Friday, April 26, 2013

Poor Thing


pre-boarding condition
Poor Thing
The fetching Mrs. Intrepid Traveler is one of those unlucky travelers who has an inner ear affliction which causes her dizziness and nausea when she is moving.  If she can’t see the horizon or get fresh air on her face, or guzzle a quart of Grey Goose before boarding an aircraft, a boat, or a fast moving escalator, she is in trouble.  In no time at all she will turn a pasty blue color and start looking for a trash can or toilet to puke in to.  She’s been known to get air sick when watching the movie “Top Gun” or sea sick from eating Captain Crunch cereal.

The TSA has her profile in the National Traveler Data Base as a known “projectile vomiter”.  The Airlines, now aware of her problem, proactively print her boarding pass on a little white stomach distress bag which has a dotted line across the top with the words:  “do not over fill” printed on it.  Her seat assignment is closest to the toilet, in Row I, seat 6 (get it?:  I sick)  On most planes they now have installed a clear glass panel between her seat and the rest of the passengers, similar to the sneeze guard you’d see in the salad bar of a buffet restaurant.  The boy in the bubble was not this isolated. 

Recently we were flying home from a trip to San Diego.  I was sitting near the window, Wifey was in the middle seat and a fellow passenger was to her right.  Somehow the topic came up about her getting air sick.  I think I may have innocently brought it up.  I told him about the time we hired a small plane to fly us around Mt. McKinley when we were in Denali National park in Alaska.  We had waited two days for the weather to clear in order to make that flight and my wife was very anxious to take the trip.  We finally did get airborne, but she almost immediately got air sick. I think she went thru a dozen stomach distress bags.  There is now a permanent stain on the glacier we flew over from what she ate for lunch before our flight.

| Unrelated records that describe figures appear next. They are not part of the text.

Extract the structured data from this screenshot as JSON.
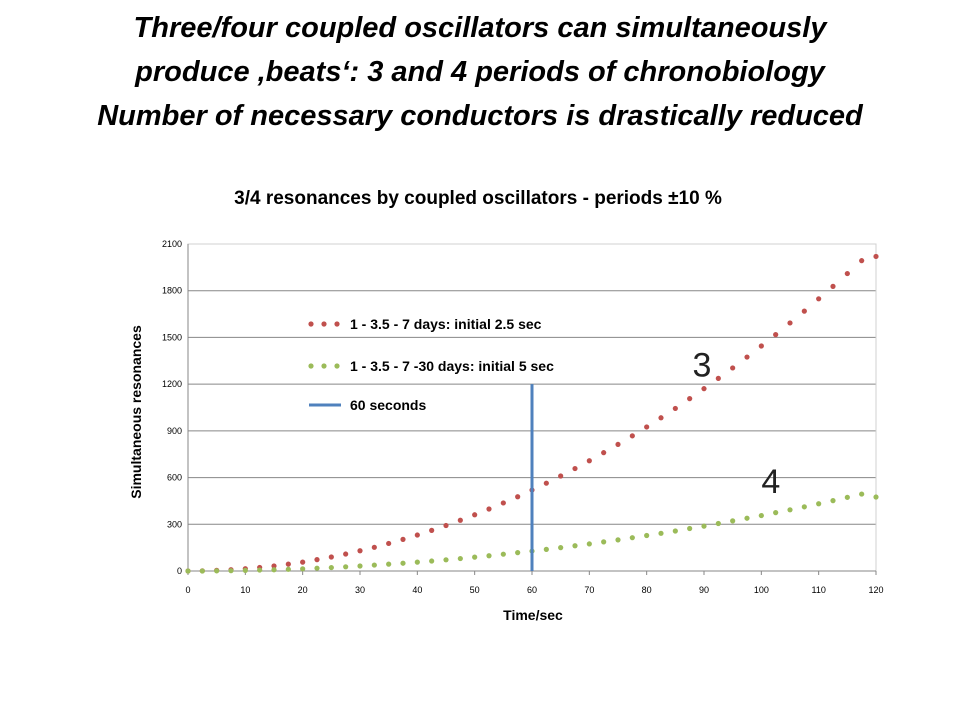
{
  "slide": {
    "title_lines": [
      "Three/four coupled oscillators can simultaneously",
      "produce ,beats‘: 3 and 4 periods of chronobiology",
      "Number of necessary conductors is drastically reduced"
    ]
  },
  "chart_data": {
    "type": "scatter",
    "title": "3/4 resonances by coupled oscillators - periods ±10 %",
    "xlabel": "Time/sec",
    "ylabel": "Simultaneous resonances",
    "xlim": [
      0,
      120
    ],
    "ylim": [
      0,
      2100
    ],
    "x_ticks": [
      "0",
      "10",
      "20",
      "30",
      "40",
      "50",
      "60",
      "70",
      "80",
      "90",
      "100",
      "110",
      "120"
    ],
    "y_ticks": [
      "0",
      "300",
      "600",
      "900",
      "1200",
      "1500",
      "1800",
      "2100"
    ],
    "grid": "horizontal",
    "legend_position": "upper-left-inside",
    "series": [
      {
        "name": "1 - 3.5 - 7 days: initial 2.5 sec",
        "color": "#c0504d",
        "marker": "dot",
        "x": [
          0,
          2.5,
          5,
          7.5,
          10,
          12.5,
          15,
          17.5,
          20,
          22.5,
          25,
          27.5,
          30,
          32.5,
          35,
          37.5,
          40,
          42.5,
          45,
          47.5,
          50,
          52.5,
          55,
          57.5,
          60,
          62.5,
          65,
          67.5,
          70,
          72.5,
          75,
          77.5,
          80,
          82.5,
          85,
          87.5,
          90,
          92.5,
          95,
          97.5,
          100,
          102.5,
          105,
          107.5,
          110,
          112.5,
          115,
          117.5,
          120
        ],
        "y": [
          0,
          1,
          4,
          8,
          15,
          23,
          32,
          44,
          57,
          73,
          90,
          109,
          130,
          152,
          177,
          203,
          231,
          261,
          292,
          326,
          361,
          398,
          437,
          477,
          520,
          564,
          610,
          658,
          708,
          760,
          813,
          868,
          925,
          984,
          1044,
          1107,
          1171,
          1237,
          1304,
          1374,
          1445,
          1518,
          1593,
          1669,
          1748,
          1828,
          1910,
          1993,
          2020
        ]
      },
      {
        "name": "1 - 3.5 - 7 -30  days: initial 5 sec",
        "color": "#9bbb59",
        "marker": "dot",
        "x": [
          0,
          2.5,
          5,
          7.5,
          10,
          12.5,
          15,
          17.5,
          20,
          22.5,
          25,
          27.5,
          30,
          32.5,
          35,
          37.5,
          40,
          42.5,
          45,
          47.5,
          50,
          52.5,
          55,
          57.5,
          60,
          62.5,
          65,
          67.5,
          70,
          72.5,
          75,
          77.5,
          80,
          82.5,
          85,
          87.5,
          90,
          92.5,
          95,
          97.5,
          100,
          102.5,
          105,
          107.5,
          110,
          112.5,
          115,
          117.5,
          120
        ],
        "y": [
          0,
          0,
          1,
          2,
          4,
          6,
          8,
          11,
          14,
          18,
          22,
          27,
          32,
          38,
          44,
          50,
          57,
          64,
          72,
          80,
          89,
          98,
          108,
          118,
          128,
          139,
          150,
          162,
          174,
          187,
          200,
          214,
          228,
          242,
          257,
          273,
          288,
          305,
          322,
          339,
          356,
          375,
          393,
          412,
          432,
          452,
          473,
          494,
          475
        ]
      },
      {
        "name": "60 seconds",
        "color": "#4f81bd",
        "marker": "line",
        "x": [
          60,
          60
        ],
        "y": [
          0,
          1200
        ]
      }
    ],
    "annotations": [
      {
        "text": "3",
        "x": 88,
        "y": 1250
      },
      {
        "text": "4",
        "x": 100,
        "y": 500
      }
    ]
  }
}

Anyway, I was telling our fellow passenger about her proclivity to be air sick, and perhaps embellished the story, a bit.  Then I handed him one of those air sick bags and said “here, you will need this. She always pukes to her right”. I could tell from the expression on his face that he thought he was in the middle of an Ebola virus outbreak.

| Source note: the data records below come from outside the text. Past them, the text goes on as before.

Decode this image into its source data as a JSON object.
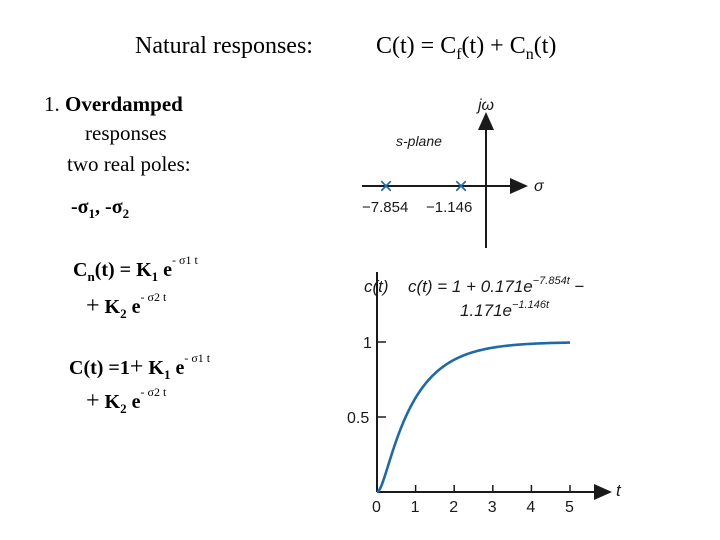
{
  "slide": {
    "title_prefix": "Natural responses:",
    "formula": {
      "c": "C(t) = C",
      "f_sub": "f",
      "mid": "(t) + C",
      "n_sub": "n",
      "end": "(t)"
    },
    "item_number": "1. ",
    "item_heading": "Overdamped",
    "item_line2": "responses",
    "item_line3": "two real poles:",
    "poles": {
      "a": "-σ",
      "a_sub": "1",
      "sep": ", -σ",
      "b_sub": "2"
    },
    "eq1": {
      "lhs": "C",
      "lhs_sub": "n",
      "lhs_end": "(t) = K",
      "k1_sub": "1",
      "e1": " e",
      "exp1": "- σ1  t",
      "plus": "+",
      "k2": " K",
      "k2_sub": "2",
      "e2": " e",
      "exp2": "- σ2  t"
    },
    "eq2": {
      "lhs": "C(t) =1",
      "plus1": "+",
      "k1": " K",
      "k1_sub": "1",
      "e1": " e",
      "exp1": "- σ1  t",
      "plus2": "+",
      "k2": " K",
      "k2_sub": "2",
      "e2": " e",
      "exp2": "- σ2  t"
    }
  },
  "splane": {
    "jw_label": "jω",
    "plane_label": "s-plane",
    "sigma_label": "σ",
    "pole_marker": "×",
    "pole_labels": [
      "−7.854",
      "−1.146"
    ],
    "pole_values": [
      -7.854,
      -1.146
    ]
  },
  "chart_data": {
    "type": "line",
    "ylabel": "c(t)",
    "xlabel": "t",
    "annotation_line1": "c(t) = 1 + 0.171e",
    "annotation_exp1": "−7.854t",
    "annotation_tail1": " −",
    "annotation_line2": "1.171e",
    "annotation_exp2": "−1.146t",
    "xticks": [
      "0",
      "1",
      "2",
      "3",
      "4",
      "5"
    ],
    "yticks": [
      "0.5",
      "1"
    ],
    "xlim": [
      0,
      5.5
    ],
    "ylim": [
      0,
      1.15
    ],
    "curve_color": "#1f6aa5",
    "series": [
      {
        "coeffs": {
          "const": 1,
          "a": 0.171,
          "ra": -7.854,
          "b": -1.171,
          "rb": -1.146
        }
      }
    ]
  }
}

Many years ago, she and I went deep sea fishing in Mexico.  Wifey knew she needed motion sickness medicine but she may have taken too much.  She was curled up in a fetal position on the deck, her face an ashen blue color.  She was nearly passed out from the Dramamine.  I don’t know how long she laid there, but long enough to get a sunburn on half her face.  I guess I should have been paying more attention to wifey’s plight, but this was an expensive charter and I was very busy not catching anything. In hindsight, I should have done the proper husbandly thing and flipped her over every half hour.  I think one of the other fishermen finally thru a towel over her to keep the Fish and Game inspector from coming aboard and arresting us for illegally poaching a rare blue faced dolphin.

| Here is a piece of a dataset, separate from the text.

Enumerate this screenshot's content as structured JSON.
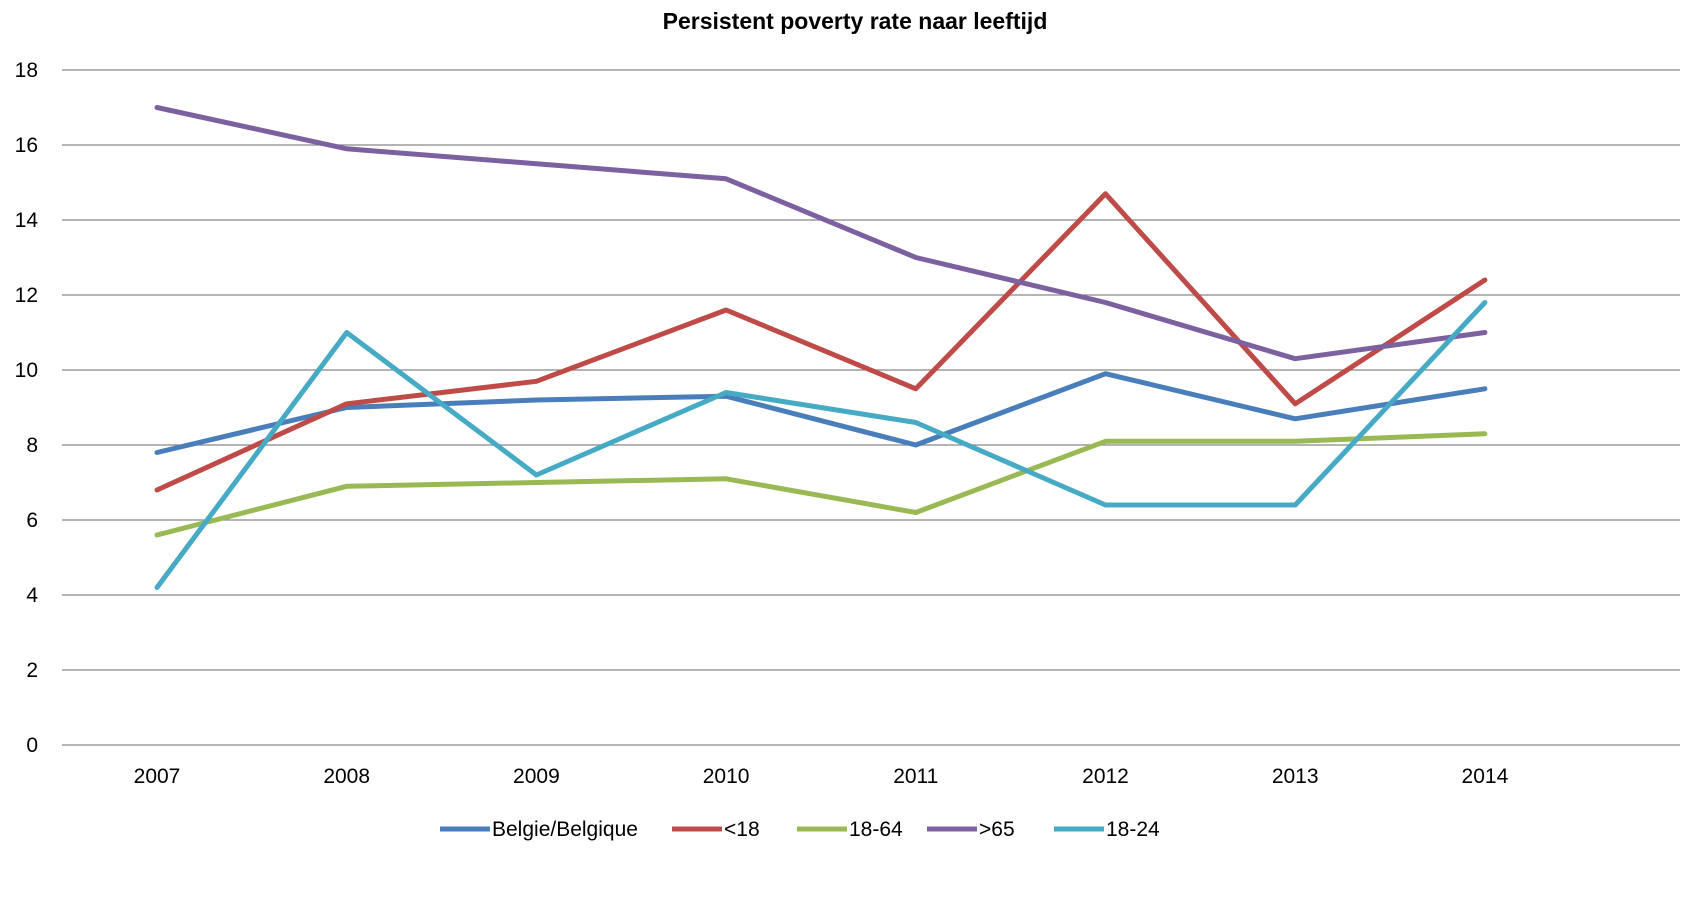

Her sunburn later reminded me of the Richard Dreyfuss character in the movie “Close Encounters” that got a sunburn on half his face from looking up at the spacecraft’s lights.  My wife’s face was quite a sight, half of it was red from the sunburn and the other half  was blue from the motion sickness.  She looked like she was painted up and ready to go to a college football game.  We finally had to coax her away from the edge of the boat because we were afraid of sharks and did not want her to add any more chum to the water.

These days, Wifey takes Industrial strength motion sickness pills to get her thru the ordeal of a trip.  These pills are so strong they would tranquilize a dozen would-be jihadist hijackers, except they are the non-drowsy version. So now, instead of sleeping, she is wide awake and fully aware of her nausea.  But at least she does not do the Linda Blair “Exorcist” kind of head spinning, then across the room puking that I have come to expect.  Poor thing.